The proposal, released in January by the EPA, would decrease the primary limit of ozone emissions allowed to between 0.060 parts per million, or ppm, and 0.070 ppm — standards that the Lansing area might have problems reaching, said Mary Maupin, environmental quality specialist for the Department of Natural Resources and Environment’s Air Quality Division.

Maupin said the EPA will finalize the proposal in August, and in December, the EPA will determine which counties are at “attainable” levels — those safe for public health and those that are “nonattainable” — reaching unsafe ozone emission levels. Local levels are measured at two ozone monitors, one at Eastern High School near Sparrow Health System and the other at the Rose Lake Wildlife Area.

“(The EPA) takes the average of three years to determine the level,” she said. “From 2007 to 2009, the two monitors measured the local level at the Eastern monitor as 0.073 (ppm), and the number for the Rose Lake monitor was 0.071 (ppm). We’re over the new limit at both monitors.”

The monitors measure the ozone emissions level for Ingham, Clinton and Eaton counties.

Environmental action group MSU Beyond Coal celebrated the EPA’s move in conjunction with National Clean Air Day on Tuesday by running relays and participating in other outside activities on campus to raise awareness and gather signatures to a petition urging EPA administrator Lisa Jackson to set the primary standard at 0.060 ppm.

MSU Beyond Coal campaign coordinator Monica Embrey said the group’s goal was to get 250 petitions signed by the end of the event.

“(We’re) working to help get a lot of awareness on campus about ozone standards,” Embrey said. “Ozone comes from our own coal plant in the form of nitrogen oxide, and that has huge impacts on our public health.”

Maupin said it is unclear now what the specific ramifications will be for the three Michigan counties if they enter a nonattainment status but said more stringent measures for incoming emission sources will be enforced.

“It is a disincentive for business investments to go into an area of nonattainment,” she said. “New factories will have to have state-of-the-art control measures.”

Changes in state implementation programs will have to take place, Maupin said.
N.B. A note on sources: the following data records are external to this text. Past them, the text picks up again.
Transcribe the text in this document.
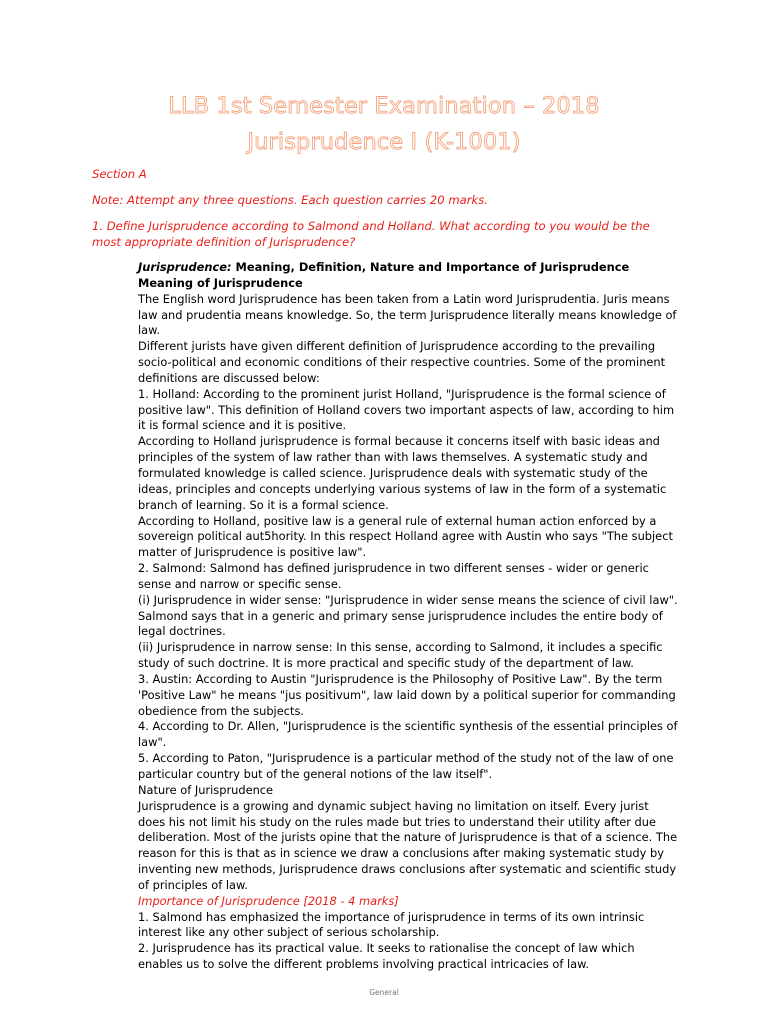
LLB 1st Semester Examination – 2018
Jurisprudence I (K-1001)
Section A
Note: Attempt any three questions. Each question carries 20 marks.
1. Define Jurisprudence according to Salmond and Holland. What according to you would be the most appropriate definition of Jurisprudence?

Jurisprudence: Meaning, Definition, Nature and Importance of Jurisprudence Meaning of Jurisprudence

The English word Jurisprudence has been taken from a Latin word Jurisprudentia. Juris means law and prudentia means knowledge. So, the term Jurisprudence literally means knowledge of law.

Different jurists have given different definition of Jurisprudence according to the prevailing socio-political and economic conditions of their respective countries. Some of the prominent definitions are discussed below:

1. Holland: According to the prominent jurist Holland, "Jurisprudence is the formal science of positive law". This definition of Holland covers two important aspects of law, according to him it is formal science and it is positive.

According to Holland jurisprudence is formal because it concerns itself with basic ideas and principles of the system of law rather than with laws themselves. A systematic study and formulated knowledge is called science. Jurisprudence deals with systematic study of the ideas, principles and concepts underlying various systems of law in the form of a systematic branch of learning. So it is a formal science.

According to Holland, positive law is a general rule of external human action enforced by a sovereign political aut5hority. In this respect Holland agree with Austin who says "The subject matter of Jurisprudence is positive law".

2. Salmond: Salmond has defined jurisprudence in two different senses - wider or generic sense and narrow or specific sense.

(i) Jurisprudence in wider sense: "Jurisprudence in wider sense means the science of civil law". Salmond says that in a generic and primary sense jurisprudence includes the entire body of legal doctrines.

(ii) Jurisprudence in narrow sense: In this sense, according to Salmond, it includes a specific study of such doctrine. It is more practical and specific study of the department of law.

3. Austin: According to Austin "Jurisprudence is the Philosophy of Positive Law". By the term 'Positive Law" he means "jus positivum", law laid down by a political superior for commanding obedience from the subjects.

4. According to Dr. Allen, "Jurisprudence is the scientific synthesis of the essential principles of law".

5. According to Paton, "Jurisprudence is a particular method of the study not of the law of one particular country but of the general notions of the law itself".

Nature of Jurisprudence

Jurisprudence is a growing and dynamic subject having no limitation on itself. Every jurist does his not limit his study on the rules made but tries to understand their utility after due deliberation. Most of the jurists opine that the nature of Jurisprudence is that of a science. The reason for this is that as in science we draw a conclusions after making systematic study by inventing new methods, Jurisprudence draws conclusions after systematic and scientific study of principles of law.

Importance of Jurisprudence [2018 - 4 marks]

1. Salmond has emphasized the importance of jurisprudence in terms of its own intrinsic interest like any other subject of serious scholarship.

2. Jurisprudence has its practical value. It seeks to rationalise the concept of law which enables us to solve the different problems involving practical intricacies of law.

General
In the past, these changes have resulted in programs such as regional cap-and-trade among emission sources, such as power plants, she said.

Human biology sophomore Jennifer Huang, who attended the event, said she worries for the future of environmental health in light of ozone emissions.

“I feel like everyone’s so happy on days like this,” Huang said, referring to the sunny weather. “Everyone’s out, and you see so many runners on your way to class. Maybe one day if we keep using coal, we won’t see the sun just as brightly as today; we won’t be able to run outside and be active.”